Added to these increasing demands are difficulties with supply. Rising oil prices mean greater transport costs and higher prices for fertilizers and pesticides. The world does not have significantly more land to cultivate and it will have to do more with what it has by producing higher yields on the same land area. Water is also getting scarcer. By 2025, three billion people will live in water stressed countries, having less than 1,700 cubic meters of water annually for a person, the threshold for meeting the water requirements for agriculture, industry, domestic purposes, energy and the environment. Land and water are becoming increasingly polluted and otherwise degraded.

On top of all of this, global warming remains worrisome. This is already leading to shorter growing seasons in the developing countries and reduced yields caused by high temperatures and lack of rainfall. Climate change also means more extremes of weather, more frequent and more intense tropical cyclones and droughts.

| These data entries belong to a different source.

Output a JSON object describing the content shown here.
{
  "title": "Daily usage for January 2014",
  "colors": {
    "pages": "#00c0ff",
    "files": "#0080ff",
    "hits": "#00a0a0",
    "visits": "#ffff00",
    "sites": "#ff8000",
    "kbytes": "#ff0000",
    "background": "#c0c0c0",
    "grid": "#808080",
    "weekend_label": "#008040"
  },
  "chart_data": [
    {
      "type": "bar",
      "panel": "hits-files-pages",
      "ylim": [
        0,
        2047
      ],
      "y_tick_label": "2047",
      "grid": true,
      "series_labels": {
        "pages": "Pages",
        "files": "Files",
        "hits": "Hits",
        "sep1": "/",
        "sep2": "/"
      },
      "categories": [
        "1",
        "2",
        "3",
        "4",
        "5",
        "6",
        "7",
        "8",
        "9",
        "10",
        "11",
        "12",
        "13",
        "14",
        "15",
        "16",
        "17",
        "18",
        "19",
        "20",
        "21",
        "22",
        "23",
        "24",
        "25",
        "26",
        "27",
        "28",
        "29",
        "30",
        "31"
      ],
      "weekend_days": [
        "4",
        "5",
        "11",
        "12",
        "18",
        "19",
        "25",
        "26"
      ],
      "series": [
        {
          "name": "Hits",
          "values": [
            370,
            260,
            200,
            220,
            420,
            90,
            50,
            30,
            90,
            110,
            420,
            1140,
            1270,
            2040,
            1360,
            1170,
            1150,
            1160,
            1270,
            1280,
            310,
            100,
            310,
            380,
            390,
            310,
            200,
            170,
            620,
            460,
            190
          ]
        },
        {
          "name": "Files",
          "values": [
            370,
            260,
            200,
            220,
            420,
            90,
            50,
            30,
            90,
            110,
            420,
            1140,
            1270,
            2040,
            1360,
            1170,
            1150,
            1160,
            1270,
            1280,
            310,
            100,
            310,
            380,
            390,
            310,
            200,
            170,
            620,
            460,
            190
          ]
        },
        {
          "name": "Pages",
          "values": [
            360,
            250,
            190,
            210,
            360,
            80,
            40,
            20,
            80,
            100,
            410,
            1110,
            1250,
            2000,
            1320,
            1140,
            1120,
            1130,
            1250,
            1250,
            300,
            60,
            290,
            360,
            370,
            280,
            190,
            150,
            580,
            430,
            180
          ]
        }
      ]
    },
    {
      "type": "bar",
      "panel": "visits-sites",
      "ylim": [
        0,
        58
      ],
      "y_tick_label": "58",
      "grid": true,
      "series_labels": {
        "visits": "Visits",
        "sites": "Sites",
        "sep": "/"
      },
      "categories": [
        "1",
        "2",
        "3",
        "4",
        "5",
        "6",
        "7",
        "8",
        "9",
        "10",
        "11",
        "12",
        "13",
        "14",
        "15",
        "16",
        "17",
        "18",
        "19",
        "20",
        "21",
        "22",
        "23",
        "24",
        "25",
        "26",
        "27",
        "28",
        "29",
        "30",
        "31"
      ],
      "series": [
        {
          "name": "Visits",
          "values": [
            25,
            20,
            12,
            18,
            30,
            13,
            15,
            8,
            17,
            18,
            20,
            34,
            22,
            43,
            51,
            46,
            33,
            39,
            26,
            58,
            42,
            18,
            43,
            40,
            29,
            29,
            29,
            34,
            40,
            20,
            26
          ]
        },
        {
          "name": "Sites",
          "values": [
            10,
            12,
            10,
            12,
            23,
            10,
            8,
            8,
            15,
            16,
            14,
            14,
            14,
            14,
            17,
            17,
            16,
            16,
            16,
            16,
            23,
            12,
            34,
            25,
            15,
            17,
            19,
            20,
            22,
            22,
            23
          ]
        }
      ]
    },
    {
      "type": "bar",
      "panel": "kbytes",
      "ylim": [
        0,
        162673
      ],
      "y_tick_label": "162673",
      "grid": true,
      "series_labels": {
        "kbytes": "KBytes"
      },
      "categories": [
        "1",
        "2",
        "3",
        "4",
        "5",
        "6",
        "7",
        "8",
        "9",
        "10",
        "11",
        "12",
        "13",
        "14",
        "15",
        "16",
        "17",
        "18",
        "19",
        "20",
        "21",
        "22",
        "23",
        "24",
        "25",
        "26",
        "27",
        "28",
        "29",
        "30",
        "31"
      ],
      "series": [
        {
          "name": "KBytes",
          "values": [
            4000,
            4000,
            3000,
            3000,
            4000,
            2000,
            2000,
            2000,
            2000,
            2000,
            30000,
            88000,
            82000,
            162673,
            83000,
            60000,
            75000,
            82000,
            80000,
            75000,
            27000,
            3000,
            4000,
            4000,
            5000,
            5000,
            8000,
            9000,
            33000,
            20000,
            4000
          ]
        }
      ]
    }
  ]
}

We will have to have the capacity to respond rapidly when weather disasters strike. Altogether, this requires a doubling of food production within the next four decades.

How could the world do it?

It needs all the technologies that it can lay its hands on; traditional technologies such as cultivating local varieties, intermediate technologies including treadle pumps to irrigate land, conventional technologies, modern platform technologies like nanotechnology, biotechnology and information and communication technology, which Africans are already using in innovative ways.

But there is no magic bullet. Technology, even if productive and environmentally friendly, will not be enough on its own. Farmers need access to seeds and fertilizers. The thousands of agro dealers and small village stores, which are springing up in Africa, are part of the answer. They, in turn, will have to rely on the innovative small seed and fertilizer companies that are being created. Microcredit is also a challenge. African banks have the funds but they need help in finding ways of providing inexpensive loans to farmers, backed up with forms of micro-insurance.

At the other end of the chain, farmers need to access markets for their grain and other products. Village cooperatives, contract farming and use of mobile phones to enable farmers get the best prices can all help.

Farmers are part of the private sector. They are often entrepreneurial and innovative. But their farms are usually very small. Over 80pc of African farmers are smallholders with less than two hectares of land holdings. They can only be innovative if they have access to inputs, either subsidized or at a cheap cost, and if they get a fair price for their products in the local or regional markets.

In the end, it comes down to good governance and committed political leadership. It is all optimistic, partly because there are good African examples of success. Notably, Ghana has already achieved the Millennium Development Goal (MDGs) of halving poverty and hunger. Former Ghanaian President John Kufuor received the World Food Prize earlier this month for his leadership in the country's journey to food security.

Maybe the seventh billion person was born lucky - in Africa?